The distinguished composer Miklos Rózsa worked on several Vincente Minnelli pictures, including Madame Bovary and Lust for Life.
In his memoirs, he recorded the following observations about this experience. I had heard much bad and little good about MGM before I arrived there: that its immense and relentless conveyor-belt-style productivity depended on a constant ingestion of new creative talent, but that artists counted for little or nothing apart from their ability to deliver the goods. Well, I can only report that, in my early days at least, I saw little or nothing of this. I was treated in all quarters with the greatest kindness and consideration. Louis B. Mayer was at that time still the head of the studio, but all my dealings were with Sidney, and I never had cause for complaint.

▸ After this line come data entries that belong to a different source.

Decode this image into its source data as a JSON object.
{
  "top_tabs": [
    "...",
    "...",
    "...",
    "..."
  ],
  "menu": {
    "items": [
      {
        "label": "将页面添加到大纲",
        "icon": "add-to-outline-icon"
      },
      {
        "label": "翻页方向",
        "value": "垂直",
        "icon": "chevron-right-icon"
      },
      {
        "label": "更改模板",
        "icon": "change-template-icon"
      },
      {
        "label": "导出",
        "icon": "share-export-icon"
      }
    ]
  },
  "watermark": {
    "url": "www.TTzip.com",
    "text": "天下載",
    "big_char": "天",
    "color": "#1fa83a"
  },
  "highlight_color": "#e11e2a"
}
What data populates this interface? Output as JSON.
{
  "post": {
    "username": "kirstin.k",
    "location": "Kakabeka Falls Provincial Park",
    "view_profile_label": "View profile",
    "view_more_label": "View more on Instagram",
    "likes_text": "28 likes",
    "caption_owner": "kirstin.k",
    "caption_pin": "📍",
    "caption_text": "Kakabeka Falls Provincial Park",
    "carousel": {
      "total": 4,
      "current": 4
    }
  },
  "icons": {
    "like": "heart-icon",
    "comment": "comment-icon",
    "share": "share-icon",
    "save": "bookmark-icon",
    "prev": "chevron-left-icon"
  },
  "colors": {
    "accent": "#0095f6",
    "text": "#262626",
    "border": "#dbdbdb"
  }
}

My first two pictures were of no great consequence, but they seemed to please because I was then assigned to Madame Bovary, with Jennifer Jones and the young Louis Jourdan. The title was magic to me. As a child I had read the novel in French, and loved it. Now I re-read it, and Flaubert’s other novels. I had a collaboration with Vincente Minnelli of a kind I had enjoyed previously only with Lang, Wilder and the Kordas. Usually one is called in when the picture is finished and told, ‘There’s the picture – compose!’ I love to be in from the planning stage, to give and receive suggestions. This is the only way a work of art – assuming one thinks of a film as a potential work of art – can come into being.
Minnelli was a sensitive artist and director, and he made a masterpiece of Madame Bovary. The set-piece of the film was the great waltz in the ballroom. During our discussions I would refer to Flaubert, he to his script. If he mentioned something that wasn’t in the book, I would open Flaubert as a priest would. Flaubert describes the waltz in detail and Vincente wanted to recreate it accordingly. He told me exactly how long each part, each incident should be, and I was able to write the music to match and in a spirit of dedication, knowing that in this instance the camera would be following my music, not my music the camera. For the pre-recording I arranged it for two pianos, one of which was played by a very young member of the MGM music department called André Previn.

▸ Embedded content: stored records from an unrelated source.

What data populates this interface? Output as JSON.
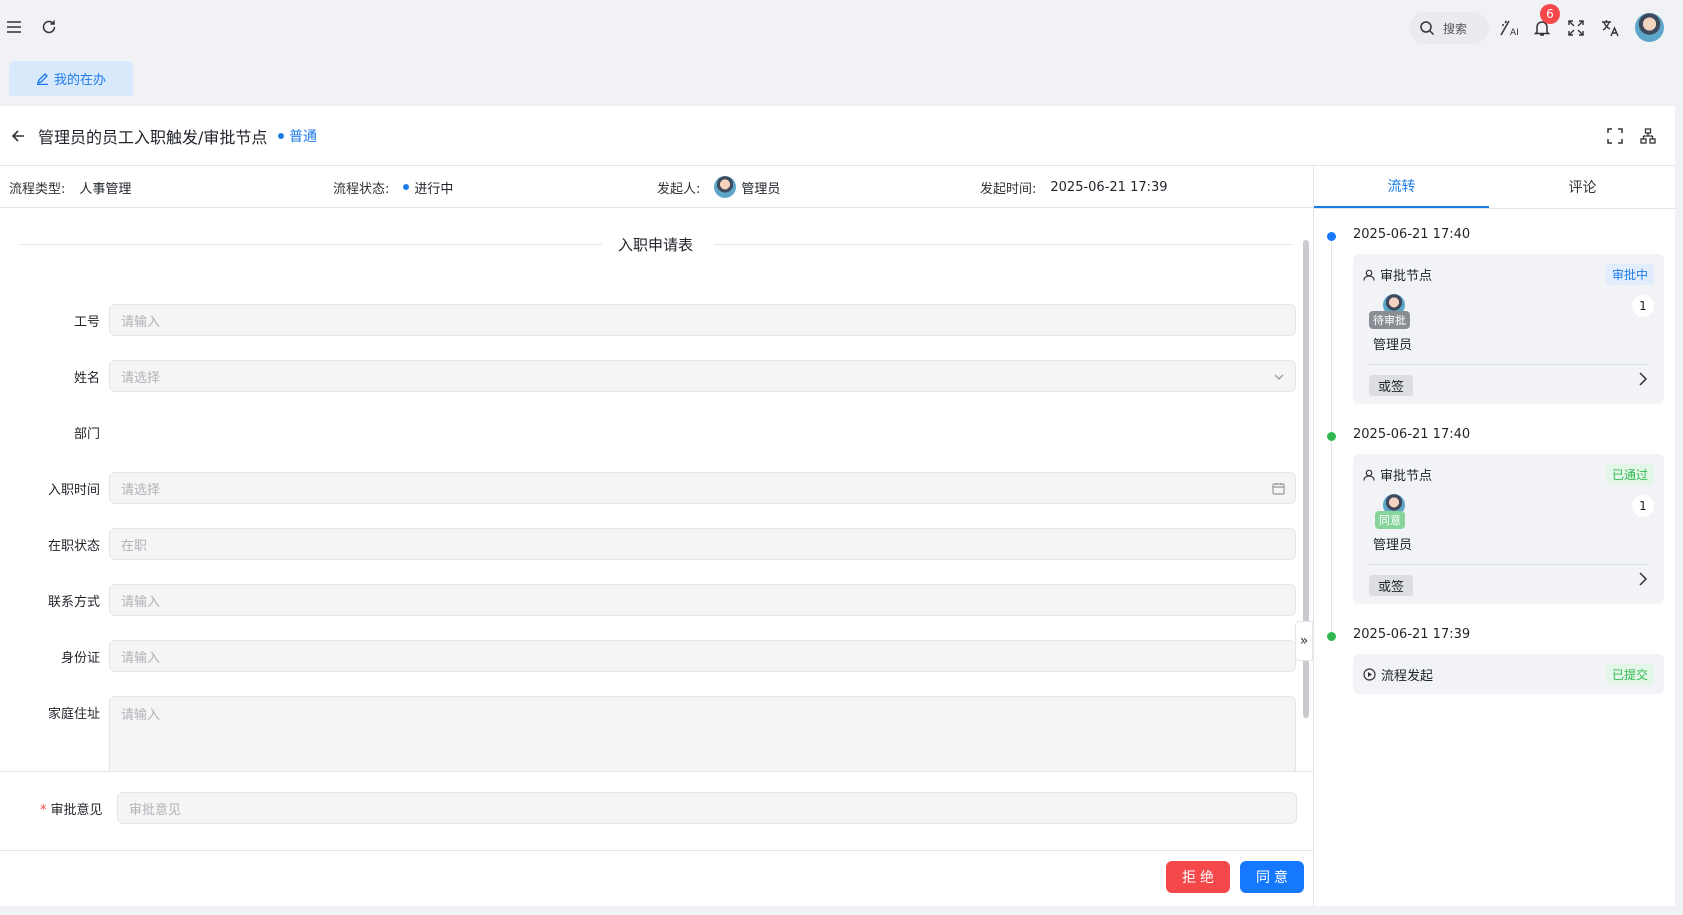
{
  "topbar": {
    "search_placeholder": "搜索",
    "notification_count": "6"
  },
  "tabs": [
    {
      "label": "我的在办"
    }
  ],
  "header": {
    "title": "管理员的员工入职触发/审批节点",
    "priority": "普通"
  },
  "info": {
    "type_label": "流程类型:",
    "type_value": "人事管理",
    "status_label": "流程状态:",
    "status_value": "进行中",
    "initiator_label": "发起人:",
    "initiator_value": "管理员",
    "time_label": "发起时间:",
    "time_value": "2025-06-21 17:39"
  },
  "form": {
    "section_title": "入职申请表",
    "fields": [
      {
        "label": "工号",
        "placeholder": "请输入"
      },
      {
        "label": "姓名",
        "placeholder": "请选择"
      },
      {
        "label": "部门",
        "placeholder": ""
      },
      {
        "label": "入职时间",
        "placeholder": "请选择"
      },
      {
        "label": "在职状态",
        "placeholder": "在职"
      },
      {
        "label": "联系方式",
        "placeholder": "请输入"
      },
      {
        "label": "身份证",
        "placeholder": "请输入"
      },
      {
        "label": "家庭住址",
        "placeholder": "请输入"
      }
    ]
  },
  "opinion": {
    "required_mark": "*",
    "label": "审批意见",
    "placeholder": "审批意见"
  },
  "actions": {
    "reject": "拒绝",
    "agree": "同意"
  },
  "side": {
    "tabs": [
      "流转",
      "评论"
    ],
    "timeline": [
      {
        "time": "2025-06-21 17:40",
        "dot_color": "#1677ff",
        "title": "审批节点",
        "tag": "审批中",
        "user_status": "待审批",
        "user_status_color": "#8a8d93",
        "user_name": "管理员",
        "count": "1",
        "mode": "或签"
      },
      {
        "time": "2025-06-21 17:40",
        "dot_color": "#2fb850",
        "title": "审批节点",
        "tag": "已通过",
        "user_status": "同意",
        "user_status_color": "#86d49c",
        "user_name": "管理员",
        "count": "1",
        "mode": "或签"
      },
      {
        "time": "2025-06-21 17:39",
        "dot_color": "#2fb850",
        "title": "流程发起",
        "tag": "已提交"
      }
    ]
  }
}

Minnelli was so excited by the waltz when the two pianos played it that he asked his wife, Judy Garland, to come over to hear it. There is a sudden modulation in the piece where the big tune lurches into an unexpected key, and at that moment Miss Garland gasped in thrilled amazement and good pimples appeared on her arms. (Always the actress!) Minnelli shot the scene to the two-piano track, which was later replaced by the orchestrated version.
We went to the out-of-town preview with some trepidation, because nobody knew how an American audience would react to a hundred-year-old French story. The waltz scene is quite long – about five minutes – and I remember with a certain pride that at the end the whole audience burst into applause. Of course this wasn’t necessarily only for the music, but for the brilliance and excitement of the scene as a whole.